Appelé à commenter les allégations, le député libéral de Dubuc, Serge Simard, un ancien ministre dans le cabinet de Jean Charest, a semé l’émoi dans les rangs de l’opposition en semblant banaliser les faits rapportés, jugeant que «des fois, on demande aux gens: c’est quoi le nom de ton maire et il ne le sait pas».

En Chambre, se disant indignées, la députée caquiste Nathalie Roy et la députée péquiste Mireille Jean ont exigé tour à tour que le député s’excuse.

En point de presse, cédant aux pressions, M. Simard a présenté ses excuses et a affirmé que son intention n’était pas de banaliser les faits allégués.

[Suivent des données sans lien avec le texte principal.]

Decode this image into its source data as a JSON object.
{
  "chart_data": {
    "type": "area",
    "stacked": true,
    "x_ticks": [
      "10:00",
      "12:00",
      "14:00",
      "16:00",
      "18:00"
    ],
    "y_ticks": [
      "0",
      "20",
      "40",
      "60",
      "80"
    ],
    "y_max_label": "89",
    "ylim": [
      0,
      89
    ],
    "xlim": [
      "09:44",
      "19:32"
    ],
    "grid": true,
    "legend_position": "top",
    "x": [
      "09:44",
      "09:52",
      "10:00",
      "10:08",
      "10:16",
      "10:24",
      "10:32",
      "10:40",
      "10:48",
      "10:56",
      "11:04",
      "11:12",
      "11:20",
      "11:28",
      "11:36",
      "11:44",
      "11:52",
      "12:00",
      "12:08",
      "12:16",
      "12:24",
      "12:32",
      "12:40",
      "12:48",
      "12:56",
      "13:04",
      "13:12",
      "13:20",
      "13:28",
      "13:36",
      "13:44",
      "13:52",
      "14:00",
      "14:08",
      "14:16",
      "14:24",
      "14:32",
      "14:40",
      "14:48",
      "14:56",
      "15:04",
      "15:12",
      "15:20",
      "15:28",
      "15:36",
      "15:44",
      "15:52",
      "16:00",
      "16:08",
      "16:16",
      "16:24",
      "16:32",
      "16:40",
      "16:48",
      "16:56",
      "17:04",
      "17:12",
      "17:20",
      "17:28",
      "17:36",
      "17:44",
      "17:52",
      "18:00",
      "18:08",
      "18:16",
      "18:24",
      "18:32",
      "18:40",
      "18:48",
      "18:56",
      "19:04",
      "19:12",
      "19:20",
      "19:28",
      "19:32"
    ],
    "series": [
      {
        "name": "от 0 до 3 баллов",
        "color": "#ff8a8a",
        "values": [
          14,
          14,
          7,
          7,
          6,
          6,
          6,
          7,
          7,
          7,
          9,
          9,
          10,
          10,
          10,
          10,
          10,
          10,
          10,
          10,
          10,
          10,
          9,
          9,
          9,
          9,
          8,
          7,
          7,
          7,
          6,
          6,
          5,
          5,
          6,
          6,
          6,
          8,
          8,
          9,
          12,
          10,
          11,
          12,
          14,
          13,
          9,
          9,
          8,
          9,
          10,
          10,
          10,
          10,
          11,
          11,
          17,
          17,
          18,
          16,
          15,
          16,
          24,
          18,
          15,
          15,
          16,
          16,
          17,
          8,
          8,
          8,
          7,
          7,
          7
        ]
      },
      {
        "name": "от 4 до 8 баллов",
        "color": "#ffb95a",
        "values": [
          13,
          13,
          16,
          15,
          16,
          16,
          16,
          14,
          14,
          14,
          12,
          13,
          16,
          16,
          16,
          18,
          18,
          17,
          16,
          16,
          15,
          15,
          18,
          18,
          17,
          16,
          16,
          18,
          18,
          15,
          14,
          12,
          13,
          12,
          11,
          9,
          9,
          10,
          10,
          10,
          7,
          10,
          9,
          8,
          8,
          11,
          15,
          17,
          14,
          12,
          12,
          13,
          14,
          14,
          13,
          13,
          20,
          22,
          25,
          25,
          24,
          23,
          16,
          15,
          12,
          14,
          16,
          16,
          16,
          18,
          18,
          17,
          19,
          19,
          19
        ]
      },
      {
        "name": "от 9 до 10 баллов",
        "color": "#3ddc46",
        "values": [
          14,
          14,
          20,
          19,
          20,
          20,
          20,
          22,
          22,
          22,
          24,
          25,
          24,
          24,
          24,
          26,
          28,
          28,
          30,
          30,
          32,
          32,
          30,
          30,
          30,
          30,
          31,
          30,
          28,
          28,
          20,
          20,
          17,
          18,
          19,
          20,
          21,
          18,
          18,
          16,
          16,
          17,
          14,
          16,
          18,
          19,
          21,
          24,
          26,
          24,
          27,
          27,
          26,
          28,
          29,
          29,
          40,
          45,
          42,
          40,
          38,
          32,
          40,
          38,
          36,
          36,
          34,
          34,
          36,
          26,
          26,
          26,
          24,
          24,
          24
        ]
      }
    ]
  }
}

Québec solidaire a demandé carrément la démission de M. Sklavounos.

La ministre de la Condition féminine, Lise Thériault, s’est dite choquée par les allégations proférées par la jeune femme de l’Université Laval et elle a invité toutes les femmes victimes de telles agressions à les dénoncer.

«Personne n’est au-dessus des lois», a-t-elle rappelé, laissant entendre que le député en question, si l’histoire s’avère, n’aurait pas de traitement de faveur.

«Si des gens sont trouvés coupables, ils payeront pour leur crime», a commenté la ministre de l’Enseignement supérieur, Hélène David.